Here, the factor \( \frac{1}{4} \) stretches the graph by multiplying every x-coordinate by 4. Imagine if a x-coordinate was 2 on the original graph of \( f(x) \); after stretching, it becomes \( 2 \times 4 = 8 \).

• The graph appears wider but maintains the same relationship between points on the curve.
• Only the distance between points on the x-axis changes, while the curve's form remains intact.
• The y-coordinates stay the same, similar to a compression transformation.

Remember, while the graph stretches horizontally, none of the vertical aspects are modified, ensuring the essence of the original graph remains preserved.

Function transformations can seem complex at first, but breaking them down into basic movements makes them much clearer. A function transformation involves modifying a graph's appearance by altering its position, size, or shape.
In the context of horizontal transformations, we focus on changes caused by numbers multiplying the x-variable.

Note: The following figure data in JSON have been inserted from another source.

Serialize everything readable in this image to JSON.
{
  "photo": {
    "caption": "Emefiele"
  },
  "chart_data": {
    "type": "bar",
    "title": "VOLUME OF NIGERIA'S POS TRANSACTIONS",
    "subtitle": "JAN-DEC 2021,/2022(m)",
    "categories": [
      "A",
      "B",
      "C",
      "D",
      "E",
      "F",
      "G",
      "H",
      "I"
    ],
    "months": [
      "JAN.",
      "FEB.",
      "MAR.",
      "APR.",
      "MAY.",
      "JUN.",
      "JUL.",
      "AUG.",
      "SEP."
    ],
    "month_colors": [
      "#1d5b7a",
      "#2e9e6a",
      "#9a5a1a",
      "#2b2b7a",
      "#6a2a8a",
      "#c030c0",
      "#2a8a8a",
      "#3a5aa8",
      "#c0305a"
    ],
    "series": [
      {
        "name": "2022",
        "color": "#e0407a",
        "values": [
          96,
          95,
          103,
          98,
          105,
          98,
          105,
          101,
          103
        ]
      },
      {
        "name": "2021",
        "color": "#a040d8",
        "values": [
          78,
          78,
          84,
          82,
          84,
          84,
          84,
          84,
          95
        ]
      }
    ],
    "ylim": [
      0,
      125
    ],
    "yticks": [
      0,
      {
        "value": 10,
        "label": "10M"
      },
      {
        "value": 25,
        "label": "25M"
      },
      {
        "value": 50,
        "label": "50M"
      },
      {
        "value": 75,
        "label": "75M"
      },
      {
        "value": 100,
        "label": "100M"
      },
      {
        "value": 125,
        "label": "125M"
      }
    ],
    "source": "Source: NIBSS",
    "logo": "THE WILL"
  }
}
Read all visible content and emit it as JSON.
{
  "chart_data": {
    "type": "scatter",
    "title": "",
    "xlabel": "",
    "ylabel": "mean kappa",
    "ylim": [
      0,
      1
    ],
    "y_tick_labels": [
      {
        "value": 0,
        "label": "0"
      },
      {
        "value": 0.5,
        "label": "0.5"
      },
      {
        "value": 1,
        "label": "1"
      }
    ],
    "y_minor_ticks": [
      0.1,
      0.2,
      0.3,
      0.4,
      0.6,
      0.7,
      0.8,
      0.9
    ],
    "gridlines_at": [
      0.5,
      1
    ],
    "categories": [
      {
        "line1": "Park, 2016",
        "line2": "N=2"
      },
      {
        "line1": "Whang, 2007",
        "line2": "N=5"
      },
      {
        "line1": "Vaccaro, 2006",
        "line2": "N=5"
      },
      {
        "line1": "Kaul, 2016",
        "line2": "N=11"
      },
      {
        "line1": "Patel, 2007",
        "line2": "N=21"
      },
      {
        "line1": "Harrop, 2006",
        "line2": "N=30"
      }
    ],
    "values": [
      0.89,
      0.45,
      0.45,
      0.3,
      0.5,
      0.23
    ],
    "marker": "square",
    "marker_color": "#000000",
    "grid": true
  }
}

• Horizontal compression and stretching simply manipulate the width of a graph.
• These transformations come from multiplying the x-variable in the function by a constant.
• The aim is to maintain the original function's qualities while adjusting its layout.

Essentially, these transformations don't disrupt the graph's general shape, only how widely or narrowly it spans across the x-axis. This understanding is crucial for analyzing changes according to specific mathematical rules and learning how various parts of a function equation influence its graph.